Ребенок появился на свет в день выборов. Оливер во время родов стоял рядом с женой, подбадривал ее, а она при каждой схватке проклинала его. Впрочем, на протяжении последних восьми месяцев Сара чуть ли не ежечасно повторяла, что будущий ребенок ее ни капельки не интересует. Олли же говорил, что будет любить малыша за двоих и что дети ждут его с восторгом. Бенджамину тогда было восемь, все это событие его чрезвычайно интриговало, а шестилетней Мелиссе ребенок представлялся чем-то вроде куклы. Одна Сара не разделяла их энтузиазма. Наконец показалась головка младенца – изумленному взору Оливера предстал Сэм Ватсон, который громким криком прокладывал себе дорогу в мир и таращил глазенки на папу. Малыша сперва вручили Оливеру, а он осторожно передал его Саре. Та лежала вся в слезах, вспоминая, какие гадости говорила про этого малютку. У него были черные волосики, зеленые, как у Олли, глаза, обещавшие недюжинный ум и большое чувство юмора. Он принадлежал к детям, в которых влюбляешься с первого взгляда, и сколь безапелляционно Сара отвергала его, столь же пылко полюбила, как только взяла в руки. Это был ее ребенок: с самого начала не крикун, не плакса, спокойный, радостный, не капризный. Он стал главной в ее жизни страстью, и когда Оливер вечером возвращался с работы, Сара потчевала его рассказами о гениальности и успехах Сэма. Малыш был просто лапочка, и все были от него без ума: Олли, Сара, Бенджамин, Мелисса, бабушка и дедушка. Ребенок рос замечательный, что доказало правоту Оливера, но он был настолько великодушен, что не напоминал об этом, и оба супруга благодарили судьбу за то, что аборт не состоялся.
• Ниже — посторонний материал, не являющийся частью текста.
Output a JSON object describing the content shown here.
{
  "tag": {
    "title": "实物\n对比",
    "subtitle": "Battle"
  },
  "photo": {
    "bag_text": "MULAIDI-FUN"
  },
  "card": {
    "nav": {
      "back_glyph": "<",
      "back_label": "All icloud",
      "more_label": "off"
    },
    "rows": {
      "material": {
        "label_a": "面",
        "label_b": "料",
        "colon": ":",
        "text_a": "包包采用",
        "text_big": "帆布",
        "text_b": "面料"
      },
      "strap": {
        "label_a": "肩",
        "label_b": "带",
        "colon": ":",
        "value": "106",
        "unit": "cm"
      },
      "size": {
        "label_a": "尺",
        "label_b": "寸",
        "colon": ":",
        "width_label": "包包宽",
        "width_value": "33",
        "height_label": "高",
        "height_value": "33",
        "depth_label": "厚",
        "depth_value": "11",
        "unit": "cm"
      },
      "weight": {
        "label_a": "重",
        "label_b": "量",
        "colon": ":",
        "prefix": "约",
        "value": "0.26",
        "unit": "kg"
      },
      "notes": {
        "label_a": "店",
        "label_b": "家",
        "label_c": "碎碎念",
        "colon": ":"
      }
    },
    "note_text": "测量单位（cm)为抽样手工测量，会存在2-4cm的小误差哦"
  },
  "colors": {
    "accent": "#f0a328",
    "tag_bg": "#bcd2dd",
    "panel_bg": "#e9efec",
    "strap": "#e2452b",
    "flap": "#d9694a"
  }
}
Сэм был хорош во всех смыслах и не стал обузой, как того боялась Сара.
Чтобы облегчить ей бремя забот, Олли нанял домработницу, женщину из местных, которая пятнадцать лет проработала у епископа и хотела теперь устроиться в дом, где было бы больше жизни. Агнес, так ее звали, обожала Мелиссу и Бенджамина и, подобно остальным, с первого взгляда полюбила Сэма, что, впрочем, неудивительно. У него были круглые, как у херувимчика, щечки, премилая улыбка, полненькие ручки и ножки, которые нельзя было не обнимать, не тискать и не целовать. Часто случалось так, что Агнес и Сара сталкивались лбами, целуя одну и ту же пухленькую щечку. Они при этом смеялись, а Сэм радостно пищал. Агнес отвечала всем требованиям Сары, которая сожалела лишь о том, что не имела такой помощницы, когда Бенджамин сотрясал своими воплями стены их квартиры на Второй авеню, но тогда они не могли себе этого позволить. Теперь очень многое изменилось и, как предвидел Олли, все давалось удивительно легко.